That's not what your log shows.

> Here is a partial log entry:
> 
> Dec  2 11:39:59 Jesu ntpd[20331]: adjusting local clock by -566.282920s
> Dec  2 11:44:02 Jesu ntpd[20331]: adjusting local clock by -565.378171s
> Dec  2 11:45:18 Jesu ntpd[9153]: peer 200.30.141.26 now invalid
> Dec  2 11:45:34 Jesu ntpd[9153]: peer 200.30.141.26 now valid
> Dec  2 11:45:37 Jesu ntpd[9153]: peer 217.204.244.146 now invalid
> Dec  2 11:45:52 Jesu ntpd[9153]: peer 217.204.244.146 now valid
> Dec  2 11:47:33 Jesu ntpd[20331]: adjusting local clock by -564.486513s
> Dec  2 11:51:04 Jesu ntpd[20331]: adjusting local clock by -563.626742s
> Dec  2 11:53:12 Jesu ntpd[9153]: peer 200.141.215.161 now invalid
> Dec  2 11:53:55 Jesu ntpd[9153]: peer 200.141.215.161 now valid
> Dec  2 11:54:03 Jesu ntpd[20331]: adjusting local clock by -562.794721s
> 
> Is ntpd not changing the time because it's already off by such a wide
> margin (almost 10 minutes)? 

oh, come on.
The first snip you show is 566 seconds off.
The last one is 562 seconds off.
That's four seconds of progress in 15 minutes or so.  Not bad.

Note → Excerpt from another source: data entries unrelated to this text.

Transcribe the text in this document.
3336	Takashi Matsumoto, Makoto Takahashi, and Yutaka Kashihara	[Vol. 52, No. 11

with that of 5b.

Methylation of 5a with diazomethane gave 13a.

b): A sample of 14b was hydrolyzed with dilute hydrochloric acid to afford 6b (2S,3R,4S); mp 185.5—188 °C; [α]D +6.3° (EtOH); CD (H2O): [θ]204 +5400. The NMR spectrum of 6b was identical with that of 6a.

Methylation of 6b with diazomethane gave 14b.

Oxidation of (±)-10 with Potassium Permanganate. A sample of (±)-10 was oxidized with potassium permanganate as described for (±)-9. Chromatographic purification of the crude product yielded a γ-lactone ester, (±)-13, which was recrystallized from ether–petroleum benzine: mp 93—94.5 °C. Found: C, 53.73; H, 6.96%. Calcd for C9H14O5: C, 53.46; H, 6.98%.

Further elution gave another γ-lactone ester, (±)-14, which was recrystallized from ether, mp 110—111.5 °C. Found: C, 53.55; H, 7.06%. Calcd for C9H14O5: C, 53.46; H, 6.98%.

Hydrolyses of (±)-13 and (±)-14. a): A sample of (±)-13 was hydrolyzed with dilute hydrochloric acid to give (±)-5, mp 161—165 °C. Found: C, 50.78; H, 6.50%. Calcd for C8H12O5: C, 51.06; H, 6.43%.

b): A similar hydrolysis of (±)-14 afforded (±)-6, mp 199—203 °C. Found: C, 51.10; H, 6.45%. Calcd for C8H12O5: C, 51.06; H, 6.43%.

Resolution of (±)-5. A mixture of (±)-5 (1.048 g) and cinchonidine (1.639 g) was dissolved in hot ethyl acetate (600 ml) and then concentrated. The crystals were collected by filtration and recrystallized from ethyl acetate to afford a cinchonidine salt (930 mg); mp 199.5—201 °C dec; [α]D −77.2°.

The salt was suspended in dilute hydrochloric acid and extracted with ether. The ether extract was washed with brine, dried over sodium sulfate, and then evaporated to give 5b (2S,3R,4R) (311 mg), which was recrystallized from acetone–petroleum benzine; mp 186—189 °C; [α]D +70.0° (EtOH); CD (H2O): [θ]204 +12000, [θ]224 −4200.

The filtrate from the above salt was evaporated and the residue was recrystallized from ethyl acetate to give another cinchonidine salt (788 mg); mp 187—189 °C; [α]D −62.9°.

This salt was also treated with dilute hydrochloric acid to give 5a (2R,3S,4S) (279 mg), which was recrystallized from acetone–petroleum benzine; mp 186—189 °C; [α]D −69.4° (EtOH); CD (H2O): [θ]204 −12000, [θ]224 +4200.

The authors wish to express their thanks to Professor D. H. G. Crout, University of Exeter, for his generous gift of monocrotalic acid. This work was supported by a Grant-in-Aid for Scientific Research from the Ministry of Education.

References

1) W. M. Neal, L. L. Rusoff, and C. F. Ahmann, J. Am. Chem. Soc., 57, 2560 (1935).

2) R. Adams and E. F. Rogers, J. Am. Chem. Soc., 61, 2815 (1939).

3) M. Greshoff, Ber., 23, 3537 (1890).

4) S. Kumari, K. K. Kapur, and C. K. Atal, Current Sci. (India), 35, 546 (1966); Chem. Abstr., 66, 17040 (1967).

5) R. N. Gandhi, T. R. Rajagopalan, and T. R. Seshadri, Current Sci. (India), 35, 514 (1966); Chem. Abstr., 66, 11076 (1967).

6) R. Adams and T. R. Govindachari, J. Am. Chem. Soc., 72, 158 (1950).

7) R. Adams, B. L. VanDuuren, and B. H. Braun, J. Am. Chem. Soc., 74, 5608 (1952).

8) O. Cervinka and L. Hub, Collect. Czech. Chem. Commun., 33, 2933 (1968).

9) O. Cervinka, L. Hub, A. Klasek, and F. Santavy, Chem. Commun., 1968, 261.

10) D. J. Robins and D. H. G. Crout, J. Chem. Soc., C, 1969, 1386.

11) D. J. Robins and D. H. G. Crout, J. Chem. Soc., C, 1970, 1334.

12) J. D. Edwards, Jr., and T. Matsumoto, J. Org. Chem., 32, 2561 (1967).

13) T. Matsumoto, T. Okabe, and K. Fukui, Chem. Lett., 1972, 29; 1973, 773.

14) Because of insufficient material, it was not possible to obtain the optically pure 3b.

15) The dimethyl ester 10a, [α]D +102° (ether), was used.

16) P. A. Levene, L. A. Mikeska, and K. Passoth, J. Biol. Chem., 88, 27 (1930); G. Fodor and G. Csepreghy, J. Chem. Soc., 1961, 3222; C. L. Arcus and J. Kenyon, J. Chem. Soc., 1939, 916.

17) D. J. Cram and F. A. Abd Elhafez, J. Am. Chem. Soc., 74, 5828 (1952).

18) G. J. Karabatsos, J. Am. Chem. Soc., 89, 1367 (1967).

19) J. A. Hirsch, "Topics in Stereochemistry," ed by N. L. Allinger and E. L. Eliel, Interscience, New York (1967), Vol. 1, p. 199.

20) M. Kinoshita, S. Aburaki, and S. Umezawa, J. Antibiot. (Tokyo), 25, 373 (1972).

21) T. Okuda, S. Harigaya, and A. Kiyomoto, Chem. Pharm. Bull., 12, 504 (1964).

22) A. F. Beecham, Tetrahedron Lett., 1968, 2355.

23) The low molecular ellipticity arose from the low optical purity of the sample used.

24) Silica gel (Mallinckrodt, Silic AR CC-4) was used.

> I don't understand the "now invalid" and
> "now valid" messages, above.

that's just the machines it is talking to to set the time.  If every
machine it was talking to was always available and always working
perfectly, ntpd could be really simple.  It isn't.  Don't worry about it.

> I searched the archives of this list, and found someone who said (1)
> that ntpd tries to set the correct time when it's first run, even when
> there's a big difference, 

This is true POST 3.6, not true for 3.6.

> and (2) that perhaps rdate should be used
> the very first time, if there's a big difference. 

This was true for 3.6 and before, not for -current.

> Maybe this is
> required -- but if that's the case, why the log entries, above?

Because that's what was happening?  Fortunately, the logs are very
accurate, your descriptions were not.


For reference, it took around 11 hours to adjust two minutes:
Nov 29 21:59:42 fluffy ntpd[..]: adjusting local clock by -157.080152s
...
Nov 30 09:13:16 fluffy ntpd[..]: adjusting local clock by 0.233377s
(that was the first one that was under half a second error.)
You were off by way more than two minutes.  Relax.  Or grab the corse
adjustment knobs and give 'em a twirl.

If sudden jumps in time were acceptable, no one would worry about ntpd,
and we'd all use rdate.  When it says "Adjusting clock by.." that is how
far off the clock is, NOT "we are suddenly jumping your clock by 560
minutes" (in which case, it would say "AdjustED clock by ..."), so yes,
everything is working fine, except you are expecting to use fine
controls to fix a course adjustment.  It works, but it takes a looong time.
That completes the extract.